The requests, which come as large tech companies seek to build out data centre capacity for power-hungry AI systems, create a complicated picture for utilities as they try to project real demand and how to meet it.
The news agency said nearly half of 13 major US utility earnings transcripts it surveyed indicated that they had received inquiries from data centre companies for more than their peak demand or more than their existing generation capacity, including everything they supply to homes and businesses.
Power requirements
In response, utilities have announced billions in additional capital expenditures, with some doubling their five-year investment plans.
Utilities must weigh the risk of underestimating demand, and increasing the risk of outages, with the risk of overbuilding and leaving consumer rate-payers to pay for the costs.

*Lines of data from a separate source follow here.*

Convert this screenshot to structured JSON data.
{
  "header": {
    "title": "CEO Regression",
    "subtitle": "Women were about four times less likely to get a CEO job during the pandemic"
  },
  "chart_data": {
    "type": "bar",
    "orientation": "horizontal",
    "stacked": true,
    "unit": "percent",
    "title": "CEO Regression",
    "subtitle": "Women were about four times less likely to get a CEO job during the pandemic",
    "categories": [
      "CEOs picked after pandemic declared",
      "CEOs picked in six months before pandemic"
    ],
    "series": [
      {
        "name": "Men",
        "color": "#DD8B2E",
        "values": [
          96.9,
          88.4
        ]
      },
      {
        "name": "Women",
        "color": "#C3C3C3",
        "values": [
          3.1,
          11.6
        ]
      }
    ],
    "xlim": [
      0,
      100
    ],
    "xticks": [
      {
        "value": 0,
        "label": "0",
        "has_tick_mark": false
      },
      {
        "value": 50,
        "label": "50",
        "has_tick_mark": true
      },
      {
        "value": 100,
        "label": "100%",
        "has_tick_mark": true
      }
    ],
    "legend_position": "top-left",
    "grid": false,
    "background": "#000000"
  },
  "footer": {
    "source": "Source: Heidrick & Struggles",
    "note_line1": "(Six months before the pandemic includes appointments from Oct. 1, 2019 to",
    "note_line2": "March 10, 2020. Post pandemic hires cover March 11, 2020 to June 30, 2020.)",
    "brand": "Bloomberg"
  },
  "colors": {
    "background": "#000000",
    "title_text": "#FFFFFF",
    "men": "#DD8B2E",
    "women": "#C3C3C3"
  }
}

Tech companies are approaching multiple power utility providers within the same state, or across several states seeking bids for the same project, inflating power demand projections, the report said.
Jon Gordon, a director at clean energy trade group Advanced Energy United, whose members include large energy users such as data centres, said utilities were seeing a “huge proposed influx” of “abstract projects”.
An energy management systems provider said that data centres typically seek bids from three companies in many markets, with one winning the bid and the other two dropping out.
Dallas-area utility Oncor Electric, a subsidiary of Texas-based Sempra, said it received a request to connect an additional 119 gigawatts, or nearly four times the peak power use on its system.
Allentown, Pennsylvania-based PPL said it had more than 50 GW of data centre requests, including at least 9 GW in advanced stages of development, compared to its current generation capacity of 7.2 GW.
Both companies said they only go forward with spending plans once they have concrete customer agreements in place.
Demand questions
Utility Evergy, serving Kansas and Missouri, said its pipeline of additional demand driven by data centres nearly doubled to more than 11 GW in late 2024, a level slightly over its projected maximum demand for 2025.
Pennsylvania is considering creating a clearinghouse for data centre power requests to clarify the process, a representative of the governor’s office told a recent industry panel.
Large tech companies have been planning tens of billions of dollars in data centre investments as they seek to create large customer bases around their AI offerings, but the speculative plans may be changed amidst industry and economic fluctuations.
Chinese AI start-up DeepSeek in January unveiled high-performance models that require a fraction of the computing power of rivals to train and operate, raising questions around tech giants’ capital expenditures.
Microsoft, which has announced AI capital expenditure plans worth $80bn for this year, has pulled back from 2 GW worth of data centre projects in the US and Europe in the past six months, TD Cowen analysts said in a recent note.